III. IRRECONCILABLES

One long sunny morning we talked of the life of the wanderer, and my companion continued his story and recounted how he had found a brotherhood of men like himself.

"When first I found myself thus upon the world, I was full of hope to find an answer to the mystery. But the many fellow-beings I met upon my road were as profitless as my companions in the coach. They could not explain me, they could not explain the world or themselves, and in the midst of teeming knowledges they were obliged to confess one ignorance; among the myriad objects which they could explain they had to acknowledge a whole universe of the inexplicable. I said to them, 'What is all your knowing worth beside the terrible burden of your ignorance, and what are things that you can explain compared with those that are inexplicable?'

"But I found these people proud of their little knowledges, and of the matters they could explain. They were not even startled when I called upon them to remember the great volcano of ignorance, on the slopes of which they were building their little palaces.

"First I despised them, and then I loved them. But I shuddered at the thought that I, an unknown person, unknown to myself and unrecognised by a God, should love people equally unknown—a shadow loved other shadows, and like a shadow I trembled.

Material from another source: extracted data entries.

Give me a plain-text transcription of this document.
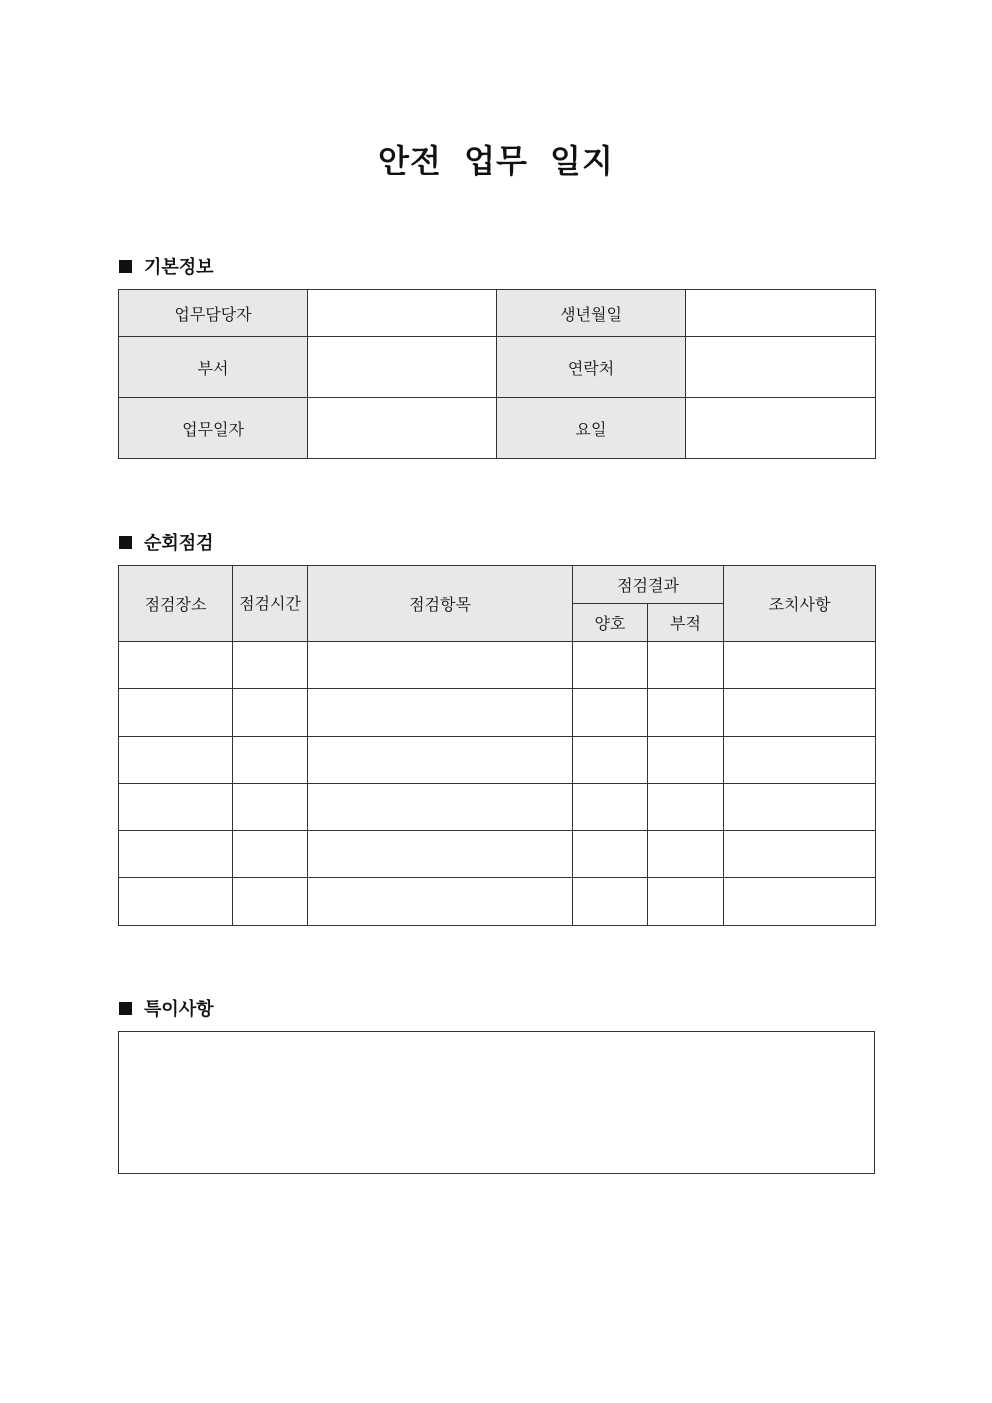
안전 업무 일지
기본정보
업무담당자		생년월일	
부서		연락처	
업무일자		요일	
순회점검
점검장소	점검시간	점검항목	점검결과		조치사항
			양호	부적	

특이사항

"When I learned to love, I felt like a god—just as when the sun learned to warm, he knew that he was a sun. I became like a sun over a little world, and people who did not understand basked in my light and heat.

"But one day love was lost in a cloud, as the sun is lost in a mist which it itself has raised from the earth, and I thought: 'What a fool am I, content to dwell among such people, and be as a king over them. All that divides me from them is that I know that I know not, and they do not even know that. For they rank their earth knowledge as something more worthy than all their ignorance. I will go forth into the world, and seek for those who are like myself, irreconcilable in front of the inexplicable.'

"I sought them in towns and found them not, for the people, like foolish virgins forgetful of the bridegroom, slumbered and slept. I sought them upon deserts and mountains, and upon the wild plains, but there man was of the earth and beautiful, though not aware of his kingdom beyond the earth. But in the country places I met wise old men who kept candles burning before my shrine, and in the houses of the poor I met the body-wearied, world-defeated, and they, having lost all, found the one hope that I cherished. And in the pages of books, by converse with the dead, I found the great spiritual brotherhood.

"We are many upon the world—we irreconcilables. We cry inconsolably like lost children, 'Oh, ye Gods, have ye forgotten us? Oh, ye Gods, or servants of gods, who abandoned us here, remember us!'

"For perhaps we are kidnapped persons. Perhaps thrones lie vacant on some stars because we are hidden away here upon the earth. I for one have a royal seal on my bosom, a mysterious mark, the sign of a royal house. Ah, my brothers, we are all scions of that house.

"One day I met a man who voluntarily sought death in order to penetrate the mystery of the beyond. But no sign showed itself forth to us, and we know not whether by his desperate deed he won what we have lost, or whether, perchance, he lost all that we can ever win.

"The burden of my ignorance is hard to bear," he cried. The burden of our ignorance is hard to bear. Thus we cry, but there comes no answer, and the eternal silence which enfolds the earth is unbroken. Yet the stars still shine, promising but not fulfilling.

We have become star-gazers, we irreconcilables; expecters of signs and wonders. We live upon every ridge of the world, and have made of every mountain a watch-tower; and from the towers we strain our eyes to see past the stars.

For the stars are perchance but the flowers in a garden, or the lights upon the walls of a garden, and beyond them is the palace of our fathers.

"And since the early days till now," said my companion, "I have wandered about the world, sometimes sojourning a while in a town, but seldom for long. For the town is not a good place."

Then I told him how the town had tempted me, and we compared experiences. We told of the times when we had come nigh forgetting.

"Just think," said I to him, "I should never have found you had I been swallowed up in the town."

"And I should never have lain at your feet in the sun," he replied.
"You would never have noticed me in the town."